В колонках играет - 5`nizza - это тебеНастроение сейчас - !Увлекаться японской культурой сейчас стало этаким мейнстримом. Ну, наверное, я довольно попсовая девушка. Мне нравятся хокку. Давно, кстати. Еще классе в 5 я нашла дома книжку - сборник хокку, старую и потрепанную. Но издание было детским - как сейчас помню такие цветные картинки цветущей сакуры и Фудзиямы в снегу. Однако меня это зацепило. Не думаю, что я понимала что-то, но сама необычность изложения (кстати сказать, тогда был самый разгар моего знакомства с Пушкиным) запомнилась надолго. Тогда же и было написано первое мое хокку. Я не помню его точно, но что-то там было про одинокие качели в парке. Затем хокку было задвинуто на антресоли памяти, и вот опять "на коне". Найти бы сейчас эту книжку, уверена, что открыла бы в ней много нового для себя. К чему я это все. Нашла статью про хокку. Все довольно доступно изложено и, главное, писано будто мной))) Привожу тут отрывочек и несколько хокку Басё.
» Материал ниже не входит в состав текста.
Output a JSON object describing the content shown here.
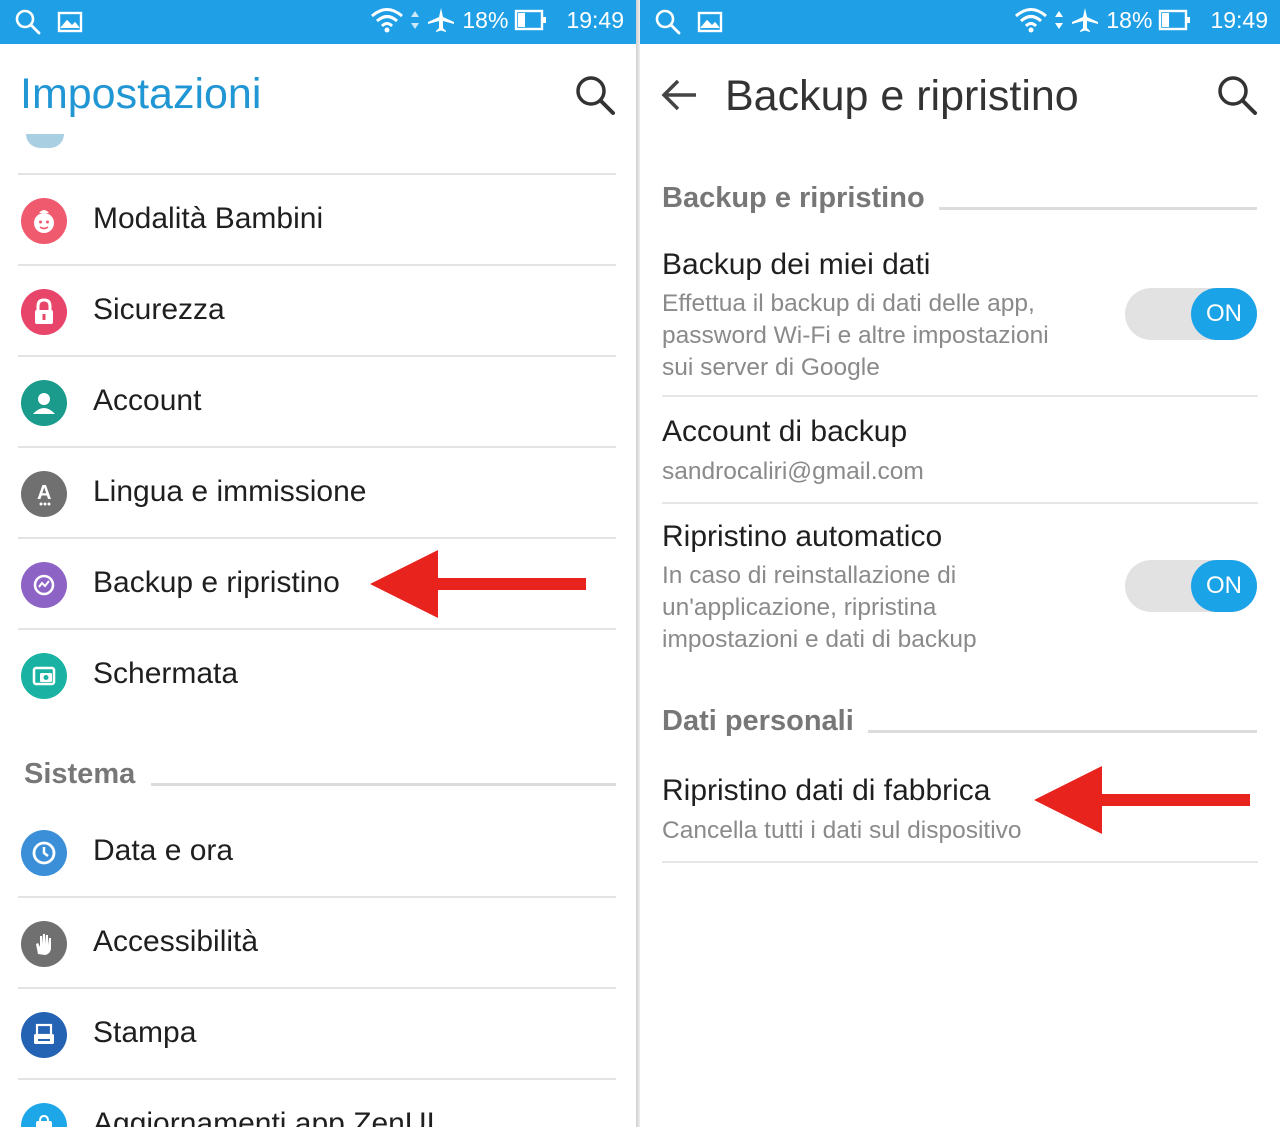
{
  "status_bar": {
    "battery": "18%",
    "time": "19:49"
  },
  "left": {
    "title": "Impostazioni",
    "items": [
      {
        "label": "Modalità Bambini",
        "icon": "kids-mode-icon",
        "color": "#f05a6e"
      },
      {
        "label": "Sicurezza",
        "icon": "lock-icon",
        "color": "#e8456a"
      },
      {
        "label": "Account",
        "icon": "account-icon",
        "color": "#1a9b8c"
      },
      {
        "label": "Lingua e immissione",
        "icon": "language-icon",
        "color": "#707070"
      },
      {
        "label": "Backup e ripristino",
        "icon": "backup-icon",
        "color": "#8e63c6"
      },
      {
        "label": "Schermata",
        "icon": "screenshot-icon",
        "color": "#1ab3a3"
      }
    ],
    "section_title": "Sistema",
    "system_items": [
      {
        "label": "Data e ora",
        "icon": "clock-icon",
        "color": "#3b8fd8"
      },
      {
        "label": "Accessibilità",
        "icon": "hand-icon",
        "color": "#707070"
      },
      {
        "label": "Stampa",
        "icon": "print-icon",
        "color": "#2463b3"
      },
      {
        "label": "Aggiornamenti app ZenUI",
        "icon": "update-icon",
        "color": "#1ea7e8"
      }
    ]
  },
  "right": {
    "title": "Backup e ripristino",
    "section1_title": "Backup e ripristino",
    "backup_data": {
      "title": "Backup dei miei dati",
      "subtitle_lines": [
        "Effettua il backup di dati delle app,",
        "password Wi-Fi e altre impostazioni",
        "sui server di Google"
      ],
      "toggle": "ON"
    },
    "backup_account": {
      "title": "Account di backup",
      "subtitle": "sandrocaliri@gmail.com"
    },
    "auto_restore": {
      "title": "Ripristino automatico",
      "subtitle_lines": [
        "In caso di reinstallazione di",
        "un'applicazione, ripristina",
        "impostazioni e dati di backup"
      ],
      "toggle": "ON"
    },
    "section2_title": "Dati personali",
    "factory_reset": {
      "title": "Ripristino dati di fabbrica",
      "subtitle": "Cancella tutti i dati sul dispositivo"
    }
  },
  "colors": {
    "status_bar": "#1e9fe6",
    "accent": "#2196d4",
    "toggle_on": "#1ba3e8",
    "arrow": "#e8231e"
  }
}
Хайку - это суета сует, ловля ветра и томление духа. Для понимания хайку необходимо представить печаль и грусть одиночества, немного налета старины, много подтекста, мало слов - всего пять слогов в первой строке, семь - во второй и пять - в третьей. Хайку состоит из трех строк, но включает в себя весь окружающий мир и требует взамен лишь немного фантазии, внутренней свободы и воображения. Что поэтического, к примеру, в знаменитом стихотворении Басё:
Старый-старый пруд.
Вдруг прыгнула лягушка
Громкий всплеск воды.
Ну, лягушка, ну, прыгнула - что тут такого, где здесь поэзия? Да так кто угодно может написать. Почему же эта поэзия оказывается столь притягательной для одних, и почему она отталкивает других? Причина здесь одна и та же - дело в том, что
"хокку" или, если говорить по-современному, "хайку" - это не просто поэзия, это особый способ мышления, особый способ видения мира, совершенно отличный от того, который свойствен европейским поэтам и к которому мы приучены с
детства. А непривычное почти всегда либо пленяет, либо отталкивает.Вернемся к процитированному выше трехстишию Басе о лягушке. В нем соединяются (именно соединяются, а не описываются) два вполне конкретных образа - "пруд" и прыгнувшая в этот пруд "лягушка". Поэт не говорит о том, что почувствовал, когда лягушка прыгнула в пруд, не описывает сам пруд (как это наверняка сделал бы европейский поэт), но читатель, призвав на помощь воображение, может явственно ощутить щемящую тишину заброшенного сада, тишину, которая становится еще более глубокой, более полной после
прозвучавшего в ней всплеска. Читатель должен услышать и всплеск, и наступившую после него тишину, должен увидеть тенистый уголок сада, затянутую ряской неподвижную поверхность старого пруда. Таково искусство "хайку". Если бы Аполлон Майков был "хайдзином", то написав: "Весна! Выставляется первая рама!" - он не добавил бы к этому ни слова, предоставив читателю самому услышать и "благовест ближнего храма, и говор народа, и стук колеса", самому увидеть голубую весеннюю даль, ощутить запах жизни и воли. Конечно, для того, чтобы все это почувствовать, нужна определенная
подготовка души, нужно развить в себе способности откликаться на зов поэта, умение, ухватившись за данный поэтом конкретный образ, мгновенно вытягивать длинную цепь ассоциаций. Причем ассоциации могут быть разные, но и в этом
разнообразии есть своя ценность. Кажется, что "хайку" написать очень просто, но эта внешняя простота
сродни простоте взмаха кисти каллиграфа, за легкостью которой долгие годы труда руки и души. "Хайдзин" должен постоянно быть чреват поэзией, чтобы уметь в любой момент откликнуться сердцем на увиденное, и, зафиксировав это
увиденное в слове, передать другим.
Прикрыты угли
Золой. Домик же мой надежно
Укутан снегом.
С первого же взгляда это хайку может показаться простой зарисовкой с натуры, но немудреное, на первый взгляд, сопоставление углей, прикрытых золой, и дома, укутанного снегом (четырехслойность композиции: угли - зола - дом - снег), создает образ стремительно расширяющегося пространства, и душа поэта, являясь центральной (уголек, прикрытый золой) точкой этого пространства, оказывается открытой в бесконечность.
и еще Басе.
Рисовые поля.
А там, на горе Курама,
Осыпаются вишни.
Лежу и молчу,
Двери запер на замок.
Приятный отдых.
Запад ли, Восток...
Везде холодный ветер
Студит мне спину.
Спать бы у реки
Среди пьянящих цветов
Дикой гвоздики.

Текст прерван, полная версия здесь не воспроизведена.